Walking a tightrope does take skill and natural balance, but it is really a matter of inertia. This is why you see acrobats carrying long poles on the high wire — the weight and length of the pole creates inertia that gravity must overcome in order to topple the performer. But those poles are unwieldy. To find out if he could achieve the same thing in a more compact package, James Bruton built this strange Arduino-controlled balancing backpack.
Bruton has something of a fascination with self-balancing robots. His experience in that arena carried over here, because the backpack works a lot like a self-balancing robot. A weighted reaction wheel spins either clockwise or counter-clockwise, which will create rotational inertia to compensate for roll (left or right tilt). But instead of keeping a robot upright, this inertial mechanism sits on a backpack that Bruton can wear to stay upright as he attempts to walk along a beam.
An Arduino-compatible Teensy LC measures the angle of the backpack using an MPU-6050 inertial measurement unit (IMU).
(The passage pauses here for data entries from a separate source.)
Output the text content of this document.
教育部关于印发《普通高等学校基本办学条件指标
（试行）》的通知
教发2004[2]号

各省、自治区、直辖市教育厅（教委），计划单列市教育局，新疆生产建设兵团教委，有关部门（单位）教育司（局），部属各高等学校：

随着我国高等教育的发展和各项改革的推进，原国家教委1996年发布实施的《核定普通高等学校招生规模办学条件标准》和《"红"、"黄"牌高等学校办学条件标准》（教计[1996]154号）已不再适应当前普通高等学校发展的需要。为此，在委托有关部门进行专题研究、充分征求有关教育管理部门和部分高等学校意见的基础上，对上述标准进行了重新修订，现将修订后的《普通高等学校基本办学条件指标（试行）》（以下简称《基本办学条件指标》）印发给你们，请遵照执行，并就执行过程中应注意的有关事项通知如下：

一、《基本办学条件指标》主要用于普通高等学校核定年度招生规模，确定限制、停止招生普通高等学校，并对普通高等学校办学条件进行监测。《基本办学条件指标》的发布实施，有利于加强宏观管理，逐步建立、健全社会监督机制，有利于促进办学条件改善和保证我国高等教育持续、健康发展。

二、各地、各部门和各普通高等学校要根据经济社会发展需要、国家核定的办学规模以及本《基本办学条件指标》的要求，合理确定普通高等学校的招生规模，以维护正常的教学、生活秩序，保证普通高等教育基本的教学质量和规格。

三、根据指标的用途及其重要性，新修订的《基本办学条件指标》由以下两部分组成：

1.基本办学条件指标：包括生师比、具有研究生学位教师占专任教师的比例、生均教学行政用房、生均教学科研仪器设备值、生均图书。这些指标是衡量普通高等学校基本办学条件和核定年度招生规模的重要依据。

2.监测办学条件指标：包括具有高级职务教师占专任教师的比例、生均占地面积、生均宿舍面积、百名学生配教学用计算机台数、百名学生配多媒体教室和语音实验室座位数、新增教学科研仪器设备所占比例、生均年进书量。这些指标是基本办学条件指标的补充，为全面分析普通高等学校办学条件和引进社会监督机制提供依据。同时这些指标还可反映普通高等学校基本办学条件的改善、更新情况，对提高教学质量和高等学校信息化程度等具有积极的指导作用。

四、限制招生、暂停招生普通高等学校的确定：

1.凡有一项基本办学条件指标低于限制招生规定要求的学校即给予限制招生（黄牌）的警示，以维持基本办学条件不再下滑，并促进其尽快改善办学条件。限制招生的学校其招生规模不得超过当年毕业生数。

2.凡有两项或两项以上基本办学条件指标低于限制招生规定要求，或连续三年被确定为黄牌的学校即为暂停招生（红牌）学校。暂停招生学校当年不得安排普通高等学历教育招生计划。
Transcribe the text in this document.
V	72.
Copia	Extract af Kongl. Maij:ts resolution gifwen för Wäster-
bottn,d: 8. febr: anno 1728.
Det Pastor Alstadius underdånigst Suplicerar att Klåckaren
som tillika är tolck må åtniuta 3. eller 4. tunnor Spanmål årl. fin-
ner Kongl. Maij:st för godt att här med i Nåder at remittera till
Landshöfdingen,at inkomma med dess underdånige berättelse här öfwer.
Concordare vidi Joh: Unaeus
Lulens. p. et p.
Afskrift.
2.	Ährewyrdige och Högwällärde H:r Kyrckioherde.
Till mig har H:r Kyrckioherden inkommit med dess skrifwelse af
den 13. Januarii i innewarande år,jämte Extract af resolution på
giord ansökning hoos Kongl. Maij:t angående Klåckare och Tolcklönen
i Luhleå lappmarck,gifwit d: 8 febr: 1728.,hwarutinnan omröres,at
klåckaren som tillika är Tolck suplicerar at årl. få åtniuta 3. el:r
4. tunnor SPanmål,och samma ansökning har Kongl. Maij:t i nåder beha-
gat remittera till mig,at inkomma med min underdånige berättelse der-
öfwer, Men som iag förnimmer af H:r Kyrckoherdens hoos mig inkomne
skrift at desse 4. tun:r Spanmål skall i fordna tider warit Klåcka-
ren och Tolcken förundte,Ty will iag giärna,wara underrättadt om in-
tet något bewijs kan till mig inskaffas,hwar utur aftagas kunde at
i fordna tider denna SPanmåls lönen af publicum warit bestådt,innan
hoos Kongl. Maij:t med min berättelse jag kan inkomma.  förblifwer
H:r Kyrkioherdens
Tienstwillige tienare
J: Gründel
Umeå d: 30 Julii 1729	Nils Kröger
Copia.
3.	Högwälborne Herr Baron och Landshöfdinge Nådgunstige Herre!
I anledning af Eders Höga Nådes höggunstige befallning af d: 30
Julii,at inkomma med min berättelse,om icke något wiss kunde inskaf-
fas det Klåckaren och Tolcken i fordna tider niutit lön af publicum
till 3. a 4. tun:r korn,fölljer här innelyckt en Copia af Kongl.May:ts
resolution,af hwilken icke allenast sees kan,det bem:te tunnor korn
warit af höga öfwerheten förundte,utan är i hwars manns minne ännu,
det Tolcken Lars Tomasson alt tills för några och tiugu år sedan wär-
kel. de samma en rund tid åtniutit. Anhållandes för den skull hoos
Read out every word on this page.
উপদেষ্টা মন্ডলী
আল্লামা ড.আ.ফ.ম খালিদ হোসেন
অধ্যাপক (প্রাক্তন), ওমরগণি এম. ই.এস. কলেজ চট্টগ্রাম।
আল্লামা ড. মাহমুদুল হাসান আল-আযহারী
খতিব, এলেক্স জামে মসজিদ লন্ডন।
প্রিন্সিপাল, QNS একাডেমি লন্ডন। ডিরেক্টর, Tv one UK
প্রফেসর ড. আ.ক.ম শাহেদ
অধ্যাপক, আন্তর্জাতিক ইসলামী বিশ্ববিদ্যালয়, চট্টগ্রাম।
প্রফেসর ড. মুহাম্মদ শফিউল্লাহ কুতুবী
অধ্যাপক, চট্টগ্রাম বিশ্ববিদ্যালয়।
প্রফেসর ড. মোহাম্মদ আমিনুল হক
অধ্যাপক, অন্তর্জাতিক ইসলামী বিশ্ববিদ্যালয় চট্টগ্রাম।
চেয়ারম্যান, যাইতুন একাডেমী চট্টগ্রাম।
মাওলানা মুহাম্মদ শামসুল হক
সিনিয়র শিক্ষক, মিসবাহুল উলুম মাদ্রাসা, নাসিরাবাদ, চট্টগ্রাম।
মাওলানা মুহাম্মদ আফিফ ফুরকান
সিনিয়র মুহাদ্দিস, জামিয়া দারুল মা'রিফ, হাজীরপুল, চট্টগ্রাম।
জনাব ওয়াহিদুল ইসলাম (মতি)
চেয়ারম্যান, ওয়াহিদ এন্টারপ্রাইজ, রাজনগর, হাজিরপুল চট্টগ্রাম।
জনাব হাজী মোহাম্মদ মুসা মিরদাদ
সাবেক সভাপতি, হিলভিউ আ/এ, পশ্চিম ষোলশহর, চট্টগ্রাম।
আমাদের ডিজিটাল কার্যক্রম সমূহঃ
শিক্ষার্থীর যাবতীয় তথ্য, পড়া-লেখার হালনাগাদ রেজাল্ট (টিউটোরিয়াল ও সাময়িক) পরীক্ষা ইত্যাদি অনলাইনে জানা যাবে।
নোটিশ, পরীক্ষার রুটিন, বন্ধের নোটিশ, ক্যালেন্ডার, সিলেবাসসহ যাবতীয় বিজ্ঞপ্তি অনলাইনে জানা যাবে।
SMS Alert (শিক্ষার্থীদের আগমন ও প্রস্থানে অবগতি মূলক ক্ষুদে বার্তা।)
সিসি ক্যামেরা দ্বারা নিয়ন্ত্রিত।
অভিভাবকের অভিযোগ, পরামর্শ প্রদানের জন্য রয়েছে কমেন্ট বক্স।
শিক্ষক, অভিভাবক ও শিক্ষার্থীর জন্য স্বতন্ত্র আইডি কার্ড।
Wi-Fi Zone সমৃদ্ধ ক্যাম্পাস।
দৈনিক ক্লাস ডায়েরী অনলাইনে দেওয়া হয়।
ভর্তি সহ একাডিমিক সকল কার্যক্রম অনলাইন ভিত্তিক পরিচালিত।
The board also controls a large brushless DC motor, which spins the reaction wheel through a belt drive that gears down the mechanism. Power comes from a huge hobby LiPo battery pack. Bruton added a hand throttle as well, which lets him adjust the speed of the reaction wheel. Without that, the system would fight his own natural movement. With it, he can increase the throttle as necessary when he starts falling to one side or the other.
After some initial hiccups caused by the reaction wheel lacking the mass to help, Bruton was able to navigate the balance beam successfully.